BC diverge internamente sobre recuperação econômica, diz que efeito de coronavírus é incerto
Por Marcela Ayres
BRASÍLIA (Reuters) - O Banco Central indicou divergência entre os membros do Comitê de Política Monetária (Copom) sobre o nível de ociosidade na economia, e apontou que, diante de "múltiplas incertezas" envolvendo este e outros fatores, quer ter melhor compreensão do cenário para definir os próximos passos para os juros básicos.
Na ata do Copom divulgada nesta terça-feira, o BC também afirmou que há dicotomia na recuperação econômica do Brasil, com melhora no mercado de trabalho, mas com produção industrial e indicadores preliminares de investimento abaixo do esperado.
"Em vista das múltiplas incertezas no que tange ao atual grau de ociosidade, à velocidade de recuperação da economia e ao aumento da potência da política monetária, que atua com defasagens na economia, o Copom considera que é importante observar os efeitos do ciclo de estímulo monetário iniciado em 2019", trouxe a ata.
"O Comitê avalia que uma melhor compreensão desses efeitos é essencial para definir os próximos passos da política monetária", acrescentou o BC, sem com isso fechar a porta para eventual retomada do afrouxamento monetário, mas indicando que quer tempo de avaliação antes de qualquer decisão.
Para o economista-chefe do banco de investimentos Haitong, Flávio Serrano, a mensagem é similar à do comunicado da semana passada, com o BC expressando que quer avaliar a dinâmica econômica e entender como a economia vai performar com juros muito baixos.
"Acho que não tem corte (adiante), mas não quer dizer que não ache que tem uma certa probabilidade de haver.

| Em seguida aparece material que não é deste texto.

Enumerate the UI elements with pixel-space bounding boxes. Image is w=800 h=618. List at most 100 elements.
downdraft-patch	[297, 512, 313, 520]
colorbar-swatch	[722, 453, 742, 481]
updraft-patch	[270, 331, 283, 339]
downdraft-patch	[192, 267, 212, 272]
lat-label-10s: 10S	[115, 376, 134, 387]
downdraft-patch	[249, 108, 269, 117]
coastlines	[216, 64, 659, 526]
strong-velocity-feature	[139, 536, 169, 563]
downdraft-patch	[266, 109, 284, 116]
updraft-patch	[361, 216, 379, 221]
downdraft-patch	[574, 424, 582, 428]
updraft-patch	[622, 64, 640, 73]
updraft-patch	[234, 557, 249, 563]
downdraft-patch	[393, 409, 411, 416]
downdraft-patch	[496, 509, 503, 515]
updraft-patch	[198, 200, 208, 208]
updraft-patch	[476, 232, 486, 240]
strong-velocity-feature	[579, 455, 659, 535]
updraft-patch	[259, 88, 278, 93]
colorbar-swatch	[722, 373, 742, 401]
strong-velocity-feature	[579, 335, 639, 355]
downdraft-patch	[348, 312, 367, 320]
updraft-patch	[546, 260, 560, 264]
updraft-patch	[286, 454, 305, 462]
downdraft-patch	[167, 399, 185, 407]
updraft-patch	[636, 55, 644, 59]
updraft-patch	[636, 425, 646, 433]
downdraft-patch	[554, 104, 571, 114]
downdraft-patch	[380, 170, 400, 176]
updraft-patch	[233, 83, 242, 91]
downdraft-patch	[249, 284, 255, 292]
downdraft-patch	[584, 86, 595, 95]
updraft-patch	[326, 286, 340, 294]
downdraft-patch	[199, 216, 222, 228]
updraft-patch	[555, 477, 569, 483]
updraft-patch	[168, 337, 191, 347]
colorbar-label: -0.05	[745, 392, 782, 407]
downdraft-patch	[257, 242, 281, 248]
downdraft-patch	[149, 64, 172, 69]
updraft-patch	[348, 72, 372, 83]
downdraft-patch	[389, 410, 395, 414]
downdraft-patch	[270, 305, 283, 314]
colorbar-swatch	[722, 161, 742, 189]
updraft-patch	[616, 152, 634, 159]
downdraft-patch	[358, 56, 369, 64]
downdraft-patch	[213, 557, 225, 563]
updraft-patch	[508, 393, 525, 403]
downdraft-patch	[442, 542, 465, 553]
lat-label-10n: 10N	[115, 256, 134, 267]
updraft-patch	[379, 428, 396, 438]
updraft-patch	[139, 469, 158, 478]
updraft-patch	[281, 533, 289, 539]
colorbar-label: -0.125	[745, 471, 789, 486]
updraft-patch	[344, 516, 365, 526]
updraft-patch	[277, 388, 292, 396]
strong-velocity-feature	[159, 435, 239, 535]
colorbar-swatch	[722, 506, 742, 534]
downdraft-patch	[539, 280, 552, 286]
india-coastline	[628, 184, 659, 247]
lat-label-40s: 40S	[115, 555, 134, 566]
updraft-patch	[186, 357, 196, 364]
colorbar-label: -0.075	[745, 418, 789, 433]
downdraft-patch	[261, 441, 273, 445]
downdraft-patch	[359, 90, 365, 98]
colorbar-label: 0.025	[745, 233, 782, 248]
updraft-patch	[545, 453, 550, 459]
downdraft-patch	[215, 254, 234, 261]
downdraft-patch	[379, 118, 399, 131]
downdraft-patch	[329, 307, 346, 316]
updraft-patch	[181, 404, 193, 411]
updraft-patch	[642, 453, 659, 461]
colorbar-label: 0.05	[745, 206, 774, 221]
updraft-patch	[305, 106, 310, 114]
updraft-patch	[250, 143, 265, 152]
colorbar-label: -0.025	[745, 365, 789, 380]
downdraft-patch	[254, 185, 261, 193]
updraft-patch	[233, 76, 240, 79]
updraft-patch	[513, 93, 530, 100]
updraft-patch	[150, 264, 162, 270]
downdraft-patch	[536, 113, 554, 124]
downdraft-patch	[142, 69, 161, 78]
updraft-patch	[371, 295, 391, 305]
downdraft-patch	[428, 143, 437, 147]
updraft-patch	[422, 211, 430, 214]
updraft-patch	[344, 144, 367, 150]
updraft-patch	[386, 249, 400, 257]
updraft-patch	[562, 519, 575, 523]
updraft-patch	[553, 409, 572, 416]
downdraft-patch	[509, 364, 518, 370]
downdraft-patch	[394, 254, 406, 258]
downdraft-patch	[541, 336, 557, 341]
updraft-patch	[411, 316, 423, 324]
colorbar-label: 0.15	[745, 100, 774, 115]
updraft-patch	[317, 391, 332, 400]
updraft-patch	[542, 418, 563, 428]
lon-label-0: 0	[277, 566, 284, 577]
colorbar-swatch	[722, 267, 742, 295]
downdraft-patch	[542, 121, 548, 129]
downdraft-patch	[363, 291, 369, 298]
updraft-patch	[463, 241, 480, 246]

Evento mais provável pra mim é subir juros entre primeiro e segundo trimestre do ano que vem", afirmou ele.
O BC também avaliou, sobre o coronavírus, que um eventual prolongamento ou intensificação do surto implicaria uma desaceleração adicional do crescimento global, com impactos sobre os preços das commodities e de importantes ativos financeiros.
"A consequência desses efeitos para a condução da política monetária dependerá da magnitude relativa da desaceleração da economia global versus a reação dos ativos financeiros", frisou a autoridade monetária.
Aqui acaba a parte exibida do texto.